Me pasé la mano por la frente.

—Siento como si fuera a estallarme la cabeza... —observé—. Cuanto más cavilo sobre el asunto, más enigmático se me antoja. ¿Cómo diablos entraron los dos hombres —supuesto que fuesen dos— en la casa vacía? ¿Qué ha sido del cochero que los llevó hasta ella? ¿De qué expediente usó uno de los individuos para que engullera el otro el veneno? ¿De dónde procede la sangre? ¿Cuál pudo ser el objeto del asesinato, si descartamos el robo? ¿Por qué conducto llegó el anillo de la mujer hasta la casa? Ante todo, ¿a santo de qué se puso a escribir el segundo hombre la palabra alemana «RACHE» antes de levantar el vuelo? Me reconozco incapaz de poner en armonía tantos hechos contradictorios.

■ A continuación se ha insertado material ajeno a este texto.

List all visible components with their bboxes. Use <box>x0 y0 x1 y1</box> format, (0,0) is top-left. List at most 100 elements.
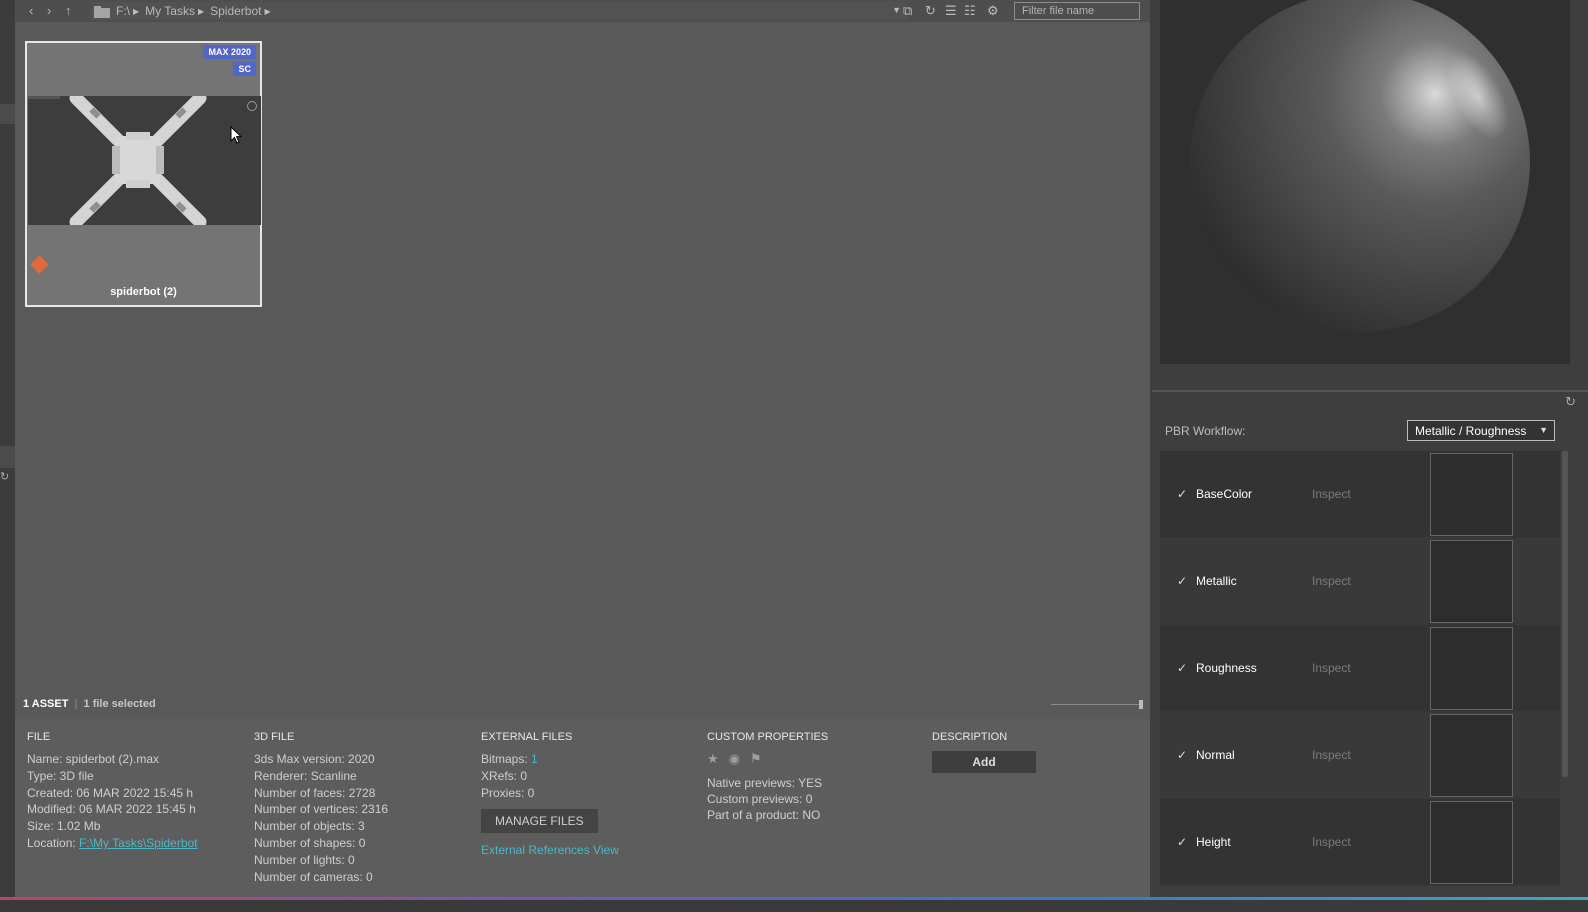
file-type: Type: 3D file <box>27 768 94 783</box>
channel-row-normal: ✓ Normal Inspect <box>1160 712 1560 799</box>
channel-list-scrollbar[interactable] <box>1562 451 1568 777</box>
channel-row-height: ✓ Height Inspect <box>1160 799 1560 886</box>
channel-name: Normal <box>1196 748 1235 762</box>
proxies-count: Proxies: 0 <box>481 785 535 800</box>
bitmaps-label: Bitmaps: <box>481 752 528 766</box>
texture-slot[interactable] <box>1430 453 1513 536</box>
texture-slot[interactable] <box>1430 627 1513 710</box>
tree-view-icon[interactable]: ☰ <box>945 3 957 19</box>
breadcrumb[interactable]: F:\ ▶ My Tasks ▶ Spiderbot ▶ ▼ <box>91 2 907 20</box>
copy-icon[interactable]: ⧉ <box>903 3 912 19</box>
refresh-icon[interactable]: ↻ <box>1565 394 1576 410</box>
tag-icon[interactable]: ⚑ <box>750 751 762 767</box>
section-title: 3D FILE <box>254 731 295 743</box>
check-icon[interactable]: ✓ <box>1177 748 1187 762</box>
location-link[interactable]: F:\My Tasks\Spiderbot <box>79 836 198 850</box>
folder-icon <box>94 5 110 18</box>
star-icon[interactable]: ★ <box>707 751 719 767</box>
manage-files-button[interactable]: MANAGE FILES <box>481 809 598 834</box>
bitmaps-count: Bitmaps: 1 <box>481 751 619 768</box>
section-title: CUSTOM PROPERTIES <box>707 731 829 743</box>
external-files-section: EXTERNAL FILES Bitmaps: 1 XRefs: 0 Proxi… <box>481 731 619 857</box>
external-references-view-link[interactable]: External References View <box>481 843 619 857</box>
check-icon[interactable]: ✓ <box>1177 835 1187 849</box>
xrefs-count: XRefs: 0 <box>481 768 528 783</box>
inspect-button[interactable]: Inspect <box>1312 661 1351 675</box>
left-collapsed-panel: ↻ <box>0 0 15 897</box>
section-title: FILE <box>27 731 51 743</box>
channel-name: BaseColor <box>1196 487 1253 501</box>
inspect-button[interactable]: Inspect <box>1312 748 1351 762</box>
check-icon[interactable]: ✓ <box>1177 661 1187 675</box>
selection-count: 1 file selected <box>83 698 156 710</box>
inspect-button[interactable]: Inspect <box>1312 487 1351 501</box>
light-count: Number of lights: 0 <box>254 852 355 867</box>
check-icon[interactable]: ✓ <box>1177 487 1187 501</box>
panel-marker[interactable] <box>0 446 15 468</box>
asset-name: spiderbot (2) <box>110 286 177 298</box>
material-panel: ↻ PBR Workflow: Metallic / Roughness ▼ ✓… <box>1152 0 1588 897</box>
inspect-button[interactable]: Inspect <box>1312 835 1351 849</box>
refresh-icon[interactable]: ↻ <box>0 470 15 490</box>
window-bottom-edge <box>0 900 1588 912</box>
3d-file-section: 3D FILE 3ds Max version: 2020 Renderer: … <box>254 731 388 885</box>
texture-slot[interactable] <box>1430 714 1513 797</box>
asset-card[interactable]: MAX 2020 SC spiderbot (2) <box>25 41 262 307</box>
spiderbot-preview-image <box>28 96 261 225</box>
material-preview <box>1160 0 1570 364</box>
chevron-right-icon: ▶ <box>197 6 205 16</box>
chevron-down-icon: ▼ <box>1539 425 1548 435</box>
pbr-workflow-value: Metallic / Roughness <box>1415 424 1527 438</box>
shape-count: Number of shapes: 0 <box>254 835 366 850</box>
thumbnail-size-slider[interactable] <box>1051 700 1143 709</box>
gear-icon[interactable]: ⚙ <box>987 3 999 19</box>
back-icon[interactable]: ‹ <box>29 3 33 18</box>
filter-file-name-input[interactable] <box>1014 2 1140 20</box>
face-count: Number of faces: 2728 <box>254 785 376 800</box>
add-description-button[interactable]: Add <box>932 751 1036 773</box>
vertex-count: Number of vertices: 2316 <box>254 802 389 817</box>
record-icon[interactable] <box>247 101 257 111</box>
texture-slot[interactable] <box>1430 540 1513 623</box>
chevron-right-icon: ▶ <box>264 6 271 16</box>
pbr-workflow-label: PBR Workflow: <box>1165 424 1246 438</box>
bitmaps-value[interactable]: 1 <box>531 752 538 766</box>
refresh-icon[interactable]: ↻ <box>925 3 936 19</box>
renderer-badge: SC <box>233 62 256 76</box>
file-section: FILE Name: spiderbot (2).max Type: 3D fi… <box>27 731 198 852</box>
material-sphere <box>1190 0 1530 332</box>
asset-count: 1 ASSET <box>23 698 69 710</box>
channel-row-roughness: ✓ Roughness Inspect <box>1160 625 1560 712</box>
location-label: Location: <box>27 835 76 850</box>
check-icon[interactable]: ✓ <box>1177 574 1187 588</box>
file-location: Location: F:\My Tasks\Spiderbot <box>27 835 198 852</box>
divider <box>1152 390 1588 392</box>
file-size: Size: 1.02 Mb <box>27 819 101 834</box>
breadcrumb-item[interactable]: My Tasks <box>145 4 195 18</box>
camera-count: Number of cameras: 0 <box>254 869 373 884</box>
channel-name: Height <box>1196 835 1231 849</box>
custom-properties-section: CUSTOM PROPERTIES ★ ◉ ⚑ Native previews:… <box>707 731 828 823</box>
pbr-workflow-select[interactable]: Metallic / Roughness ▼ <box>1407 420 1555 441</box>
texture-slot[interactable] <box>1430 801 1513 884</box>
file-name: Name: spiderbot (2).max <box>27 752 160 766</box>
inspect-button[interactable]: Inspect <box>1312 574 1351 588</box>
version-badge: MAX 2020 <box>203 45 256 59</box>
forward-icon[interactable]: › <box>47 3 51 18</box>
slider-handle[interactable] <box>1139 700 1143 709</box>
section-title: DESCRIPTION <box>932 731 1008 743</box>
up-arrow-icon[interactable]: ↑ <box>65 3 72 18</box>
file-created: Created: 06 MAR 2022 15:45 h <box>27 785 194 800</box>
custom-previews: Custom previews: 0 <box>707 792 813 806</box>
file-info-panel: FILE Name: spiderbot (2).max Type: 3D fi… <box>15 719 1150 897</box>
chevron-down-icon[interactable]: ▼ <box>892 5 901 15</box>
layers-icon[interactable]: ☷ <box>964 3 976 19</box>
panel-marker[interactable] <box>0 104 15 124</box>
3dsmax-file-type-icon <box>30 255 49 274</box>
eye-icon[interactable]: ◉ <box>729 751 740 767</box>
file-modified: Modified: 06 MAR 2022 15:45 h <box>27 802 196 817</box>
breadcrumb-item[interactable]: F:\ <box>116 4 130 18</box>
channel-row-basecolor: ✓ BaseColor Inspect <box>1160 451 1560 538</box>
breadcrumb-item[interactable]: Spiderbot <box>210 4 261 18</box>
manage-files-wrap: MANAGE FILES <box>481 809 619 834</box>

Mi compañero sonrió con gesto aprobatorio.

—Ha resumido usted los aspectos problemáticos del caso de forma sucinta e inteligente —dijo—. Resta aún mucho por ser elucidado, aunque tengo ya pronto un veredicto sobre los puntos clave. En lo referente al descubrimiento de ese infeliz de Lestrade, se trata no más que de una añagaza para situar a la policía sobre una pista falsa, insinuándole historias de socialismo y sociedades secretas. Mas no hay alemanes por medio. La «A», fíjese bien, estaba escrita con caligrafía un poco gótica. Ahora bien, los alemanes de veras emplean siempre los caracteres latinos, de donde cabe afirmar que nos hallamos frente a un burdo imitador empeñado en exagerar un tanto su papel. Existía el propósito de conducir la investigación fuera de su curso adecuado. De momento, no más aclaraciones, doctor; como usted sabe, los adivinadores malogran su magia al desvelar el artificio que hay detrás de ella, y si continúo explicándole mi método va a llegar a la conclusión de que soy un tipo vulgar, después de todo.